One might say, pragmatically, that in still or nearly still waters, feeding trout cruise; and that in streams and rivers they tend to take a feeding lane and watch a panel of moving water overhead, elevating to eat when something passes; and that the repeated rises of a holding trout in a stream are as unlike the disparate rises of my beaver pond as they are unlike the deep glintings of nymphing trout. But the fact is, these episodes are remembered as complete dramatic entities, whose real function, finally, is to be savored. It is fine, of course, to escalate them toward further successes. But in the end, angling has nothing whatsoever to do with success.

Nevertheless, by the time the aforementioned nymphing trout had been met and dealt with, I had come to think of myself as a pretty smart fisherman. I had a six-cylinder black Ford, a mahogany tackle box, two split-cane rods, and Adamses in eight sizes.
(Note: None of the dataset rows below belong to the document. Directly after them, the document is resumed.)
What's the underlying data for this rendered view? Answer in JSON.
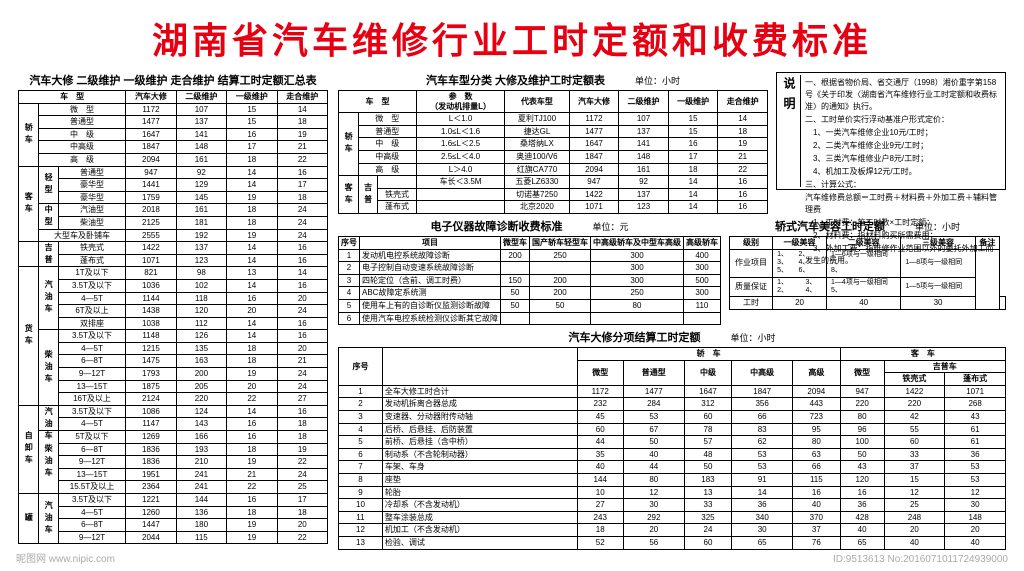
{
  "main_title": "湖南省汽车维修行业工时定额和收费标准",
  "table1": {
    "title": "汽车大修 二级维护 一级维护 走合维护 结算工时定额汇总表",
    "header": [
      "车　型",
      "汽车大修",
      "二级维护",
      "一级维护",
      "走合维护"
    ],
    "groups": [
      {
        "label": "轿车",
        "rows": [
          [
            "微　型",
            "1172",
            "107",
            "15",
            "14"
          ],
          [
            "普通型",
            "1477",
            "137",
            "15",
            "18"
          ],
          [
            "中　级",
            "1647",
            "141",
            "16",
            "19"
          ],
          [
            "中高级",
            "1847",
            "148",
            "17",
            "21"
          ],
          [
            "高　级",
            "2094",
            "161",
            "18",
            "22"
          ]
        ]
      },
      {
        "label": "客车",
        "sub": [
          {
            "label": "轻型",
            "rows": [
              [
                "普通型",
                "947",
                "92",
                "14",
                "16"
              ],
              [
                "豪华型",
                "1441",
                "129",
                "14",
                "17"
              ],
              [
                "豪华型",
                "1759",
                "145",
                "19",
                "18"
              ]
            ]
          },
          {
            "label": "中型",
            "rows": [
              [
                "汽油型",
                "2018",
                "161",
                "18",
                "24"
              ],
              [
                "柴油型",
                "2125",
                "181",
                "18",
                "24"
              ]
            ]
          }
        ],
        "extra": [
          [
            "大型车及卧铺车",
            "2555",
            "192",
            "19",
            "24"
          ]
        ]
      },
      {
        "label": "",
        "sub2": [
          {
            "label": "吉普",
            "rows": [
              [
                "铁壳式",
                "1422",
                "137",
                "14",
                "16"
              ],
              [
                "蓬布式",
                "1071",
                "123",
                "14",
                "16"
              ]
            ]
          }
        ]
      },
      {
        "label": "货车",
        "sub": [
          {
            "label": "汽油车",
            "rows": [
              [
                "1T及以下",
                "821",
                "98",
                "13",
                "14"
              ],
              [
                "3.5T及以下",
                "1036",
                "102",
                "14",
                "16"
              ],
              [
                "4—5T",
                "1144",
                "118",
                "16",
                "20"
              ],
              [
                "6T及以上",
                "1438",
                "120",
                "20",
                "24"
              ],
              [
                "双排座",
                "1038",
                "112",
                "14",
                "16"
              ]
            ]
          },
          {
            "label": "柴油车",
            "rows": [
              [
                "3.5T及以下",
                "1148",
                "126",
                "14",
                "16"
              ],
              [
                "4—5T",
                "1215",
                "135",
                "18",
                "20"
              ],
              [
                "6—8T",
                "1475",
                "163",
                "18",
                "21"
              ],
              [
                "9—12T",
                "1793",
                "200",
                "19",
                "24"
              ],
              [
                "13—15T",
                "1875",
                "205",
                "20",
                "24"
              ],
              [
                "16T及以上",
                "2124",
                "220",
                "22",
                "27"
              ]
            ]
          }
        ]
      },
      {
        "label": "自卸车",
        "sub": [
          {
            "label": "汽油车",
            "rows": [
              [
                "3.5T及以下",
                "1086",
                "124",
                "14",
                "16"
              ],
              [
                "4—5T",
                "1147",
                "143",
                "16",
                "18"
              ]
            ]
          },
          {
            "label": "柴油车",
            "rows": [
              [
                "5T及以下",
                "1269",
                "166",
                "16",
                "18"
              ],
              [
                "6—8T",
                "1836",
                "193",
                "18",
                "19"
              ],
              [
                "9—12T",
                "1836",
                "210",
                "19",
                "22"
              ],
              [
                "13—15T",
                "1951",
                "241",
                "21",
                "24"
              ],
              [
                "15.5T及以上",
                "2364",
                "241",
                "22",
                "25"
              ]
            ]
          }
        ]
      },
      {
        "label": "罐",
        "sub": [
          {
            "label": "汽油车",
            "rows": [
              [
                "3.5T及以下",
                "1221",
                "144",
                "16",
                "17"
              ],
              [
                "4—5T",
                "1260",
                "136",
                "18",
                "18"
              ],
              [
                "6—8T",
                "1447",
                "180",
                "19",
                "20"
              ],
              [
                "9—12T",
                "2044",
                "115",
                "19",
                "22"
              ]
            ]
          }
        ]
      }
    ]
  },
  "table2": {
    "title": "汽车车型分类 大修及维护工时定额表",
    "unit": "单位：小时",
    "header": [
      "车　型",
      "参　数\n（发动机排量L）",
      "代表车型",
      "汽车大修",
      "二级维护",
      "一级维护",
      "走合维护"
    ],
    "groups": [
      {
        "label": "轿车",
        "rows": [
          [
            "微　型",
            "L＜1.0",
            "夏利TJ100",
            "1172",
            "107",
            "15",
            "14"
          ],
          [
            "普通型",
            "1.0≤L＜1.6",
            "捷达GL",
            "1477",
            "137",
            "15",
            "18"
          ],
          [
            "中　级",
            "1.6≤L＜2.5",
            "桑塔纳LX",
            "1647",
            "141",
            "16",
            "19"
          ],
          [
            "中高级",
            "2.5≤L＜4.0",
            "奥迪100/V6",
            "1847",
            "148",
            "17",
            "21"
          ],
          [
            "高　级",
            "L＞4.0",
            "红旗CA770",
            "2094",
            "161",
            "18",
            "22"
          ]
        ]
      },
      {
        "label": "客车",
        "sub": [
          {
            "label": "吉普",
            "rows": [
              [
                "",
                "车长＜3.5M",
                "五菱LZ6330",
                "947",
                "92",
                "14",
                "16"
              ],
              [
                "铁壳式",
                "",
                "切诺基7250",
                "1422",
                "137",
                "14",
                "16"
              ],
              [
                "蓬布式",
                "",
                "北京2020",
                "1071",
                "123",
                "14",
                "16"
              ]
            ]
          }
        ]
      }
    ]
  },
  "explain": {
    "label": "说明",
    "lines": [
      "一、根据省物价局、省交通厅（1998）湘价重字第158号《关于印发〈湖南省汽车维修行业工时定额和收费标准〉的通知》执行。",
      "二、工时单价实行浮动基准户形式定价：",
      "　1、一类汽车维修企业10元/工时；",
      "　2、二类汽车维修企业9元/工时；",
      "　3、三类汽车维修业户8元/工时；",
      "　4、机加工及板焊12元/工时。",
      "三、计算公式：",
      "汽车维修费总额＝工时费＋材料费＋外加工费＋辅料管理费",
      "　1、工时费：施工时数×工时定额；",
      "　2、材料费：指材料购买所需费用；",
      "　3、外加工费：指维修作业范围以外的委托外加工而发生的费用。"
    ]
  },
  "table3": {
    "title": "电子仪器故障诊断收费标准",
    "unit": "单位：元",
    "header": [
      "序号",
      "项目",
      "微型车",
      "国产轿车轻型车",
      "中高级轿车及中型车高级",
      "高级轿车"
    ],
    "rows": [
      [
        "1",
        "发动机电控系统故障诊断",
        "200",
        "250",
        "300",
        "400"
      ],
      [
        "2",
        "电子控制自动变速系统故障诊断",
        "",
        "",
        "300",
        "300"
      ],
      [
        "3",
        "四轮定位（含前、调工时费）",
        "150",
        "200",
        "300",
        "500"
      ],
      [
        "4",
        "ABC故障定系统测",
        "50",
        "200",
        "250",
        "300"
      ],
      [
        "5",
        "使用车上有的自诊断仪监测诊断故障",
        "50",
        "50",
        "80",
        "110"
      ],
      [
        "6",
        "使用汽车电控系统检测仪诊断其它故障",
        "",
        "",
        "",
        ""
      ]
    ]
  },
  "table4": {
    "title": "轿式汽车美容工时定额",
    "unit": "单位：小时",
    "header": [
      "级别",
      "一级美容",
      "二级美容",
      "三级美容",
      "备注"
    ],
    "row1_labels": [
      "作业项目",
      "质量保证"
    ],
    "row1_c1": "1、　　2、\n3、　　4、\n5、　　6、",
    "row1_c2": "1—6项与一级相同\n7、\n8、",
    "row1_c3": "1—8项与一级相同",
    "row2_c1": "1、　　　3、\n2、　　　4、",
    "row2_c2": "1—4项与一级相同\n5、",
    "row2_c3": "1—5项与一级相同",
    "footer": [
      "工时",
      "20",
      "40",
      "30",
      ""
    ]
  },
  "table5": {
    "title": "汽车大修分项结算工时定额",
    "unit": "单位：小时",
    "header_top": [
      "序号",
      "",
      "轿　车",
      "客　车"
    ],
    "header_sub_car": [
      "微型",
      "普通型",
      "中级",
      "中高级",
      "高级"
    ],
    "header_sub_bus": [
      "微型",
      "吉普车",
      ""
    ],
    "header_sub_bus2": [
      "",
      "铁壳式",
      "蓬布式"
    ],
    "rows": [
      [
        "1",
        "全车大修工时合计",
        "1172",
        "1477",
        "1647",
        "1847",
        "2094",
        "947",
        "1422",
        "1071"
      ],
      [
        "2",
        "发动机拆离合器总成",
        "232",
        "284",
        "312",
        "356",
        "443",
        "220",
        "220",
        "268"
      ],
      [
        "3",
        "变速器、分动器附传动轴",
        "45",
        "53",
        "60",
        "66",
        "723",
        "80",
        "42",
        "43"
      ],
      [
        "4",
        "后桥、后悬挂、后防装置",
        "60",
        "67",
        "78",
        "83",
        "95",
        "96",
        "55",
        "61"
      ],
      [
        "5",
        "前桥、后悬挂（含中桥）",
        "44",
        "50",
        "57",
        "62",
        "80",
        "100",
        "60",
        "61"
      ],
      [
        "6",
        "制动系（不含轮制动器）",
        "35",
        "40",
        "48",
        "53",
        "63",
        "50",
        "33",
        "36"
      ],
      [
        "7",
        "车架、车身",
        "40",
        "44",
        "50",
        "53",
        "66",
        "43",
        "37",
        "53"
      ],
      [
        "8",
        "座垫",
        "144",
        "80",
        "183",
        "91",
        "115",
        "120",
        "15",
        "53"
      ],
      [
        "9",
        "轮胎",
        "10",
        "12",
        "13",
        "14",
        "16",
        "16",
        "12",
        "12"
      ],
      [
        "10",
        "冷却系（不含发动机）",
        "27",
        "30",
        "33",
        "36",
        "40",
        "36",
        "25",
        "30"
      ],
      [
        "11",
        "整车涂装总成",
        "243",
        "292",
        "325",
        "340",
        "370",
        "428",
        "248",
        "148"
      ],
      [
        "12",
        "机加工（不含发动机）",
        "18",
        "20",
        "24",
        "30",
        "37",
        "40",
        "20",
        "20"
      ],
      [
        "13",
        "检验、调试",
        "52",
        "56",
        "60",
        "65",
        "76",
        "65",
        "40",
        "40"
      ]
    ]
  },
  "watermark_left": "昵图网 www.nipic.com",
  "watermark_right": "ID:9513613 No:2016071011724939000"
}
I had cheap, clean lodgings within quick reach of the Pigeon, Black, and Sturgeon rivers, where I ate decently prepared food with the owner, one or two other fishermen, and perhaps a young salesman with a line of practical shoes and a Ford like mine.

From here, I’d pick a stretch of the Pigeon or the Black for the early fishing, wade the oxbow between the railroad bridges on the Sturgeon in the afternoon. Then, in the evening, I’d head for a wooden bridge over the Sturgeon near Wolverine.

Below the bridge was a large pool deeply surrounded by brush and inhabited by nearly nocturnal brown trout. A sandy bottom shelved off into the undercut banks and it was a rarity to find a feeding fish here in the daytime. But shortly after dinnertime in the summer, when the hatches seemed to come, the trout would venture out into the open pool and feed with greater boldness.

I stood on the bridge and rigged my rod with a relatively short, heavy leader. The fish were not leader-shy this late. I tied on a fly known locally as a “caddis,” though it was anything but an actual caddis. This was a huge, four-winged fly with a crosshatched deerhair body. Lying in your open hand, it covered the palm, and when cast, its wings made a turbulent noise like the sound of a bat passing your ear.

The trout liked it real well. What I appreciated was that I could fish from this wooden bridge in the black of night without fear of falling in a hole, filling my waders, and passing on. I’d cast that big baby until two or three in the morning, guessing at the rate at which I should retrieve to keep up with the fly backing down on the current toward me. I had to strike by sound every rise I heard. Five out of six rises I struck would just snatch the fly and line into a heap at my feet. But that one out of six would be solid to a trout, and some of those trout were big by my small-stream standards.

Finally, something would end the fishing — an especially baleful frog in the swamp, a screech owl or a train a couple of miles away — and I’d reel up for the evening. I’d take my trout and lay them out in the headlights of the Ford and think how sweet it was. Then I’d clean them with my pocketknife, slitting them to the vent, separating the gills at the point of jaw and shucking those fastidious entrails. I’d run out the black blood along the spine with my thumbnail so it wouldn’t change their flavor, restack them in the creel, and head back to my lodgings.

THE FIRST TIME I met my wife’s grandfather I was twenty and a full-blown trout snob. Pomp, as he was called, was a gifted bait fisherman, and he took the position that I fly-fished because I didn’t want to get worms on my hands.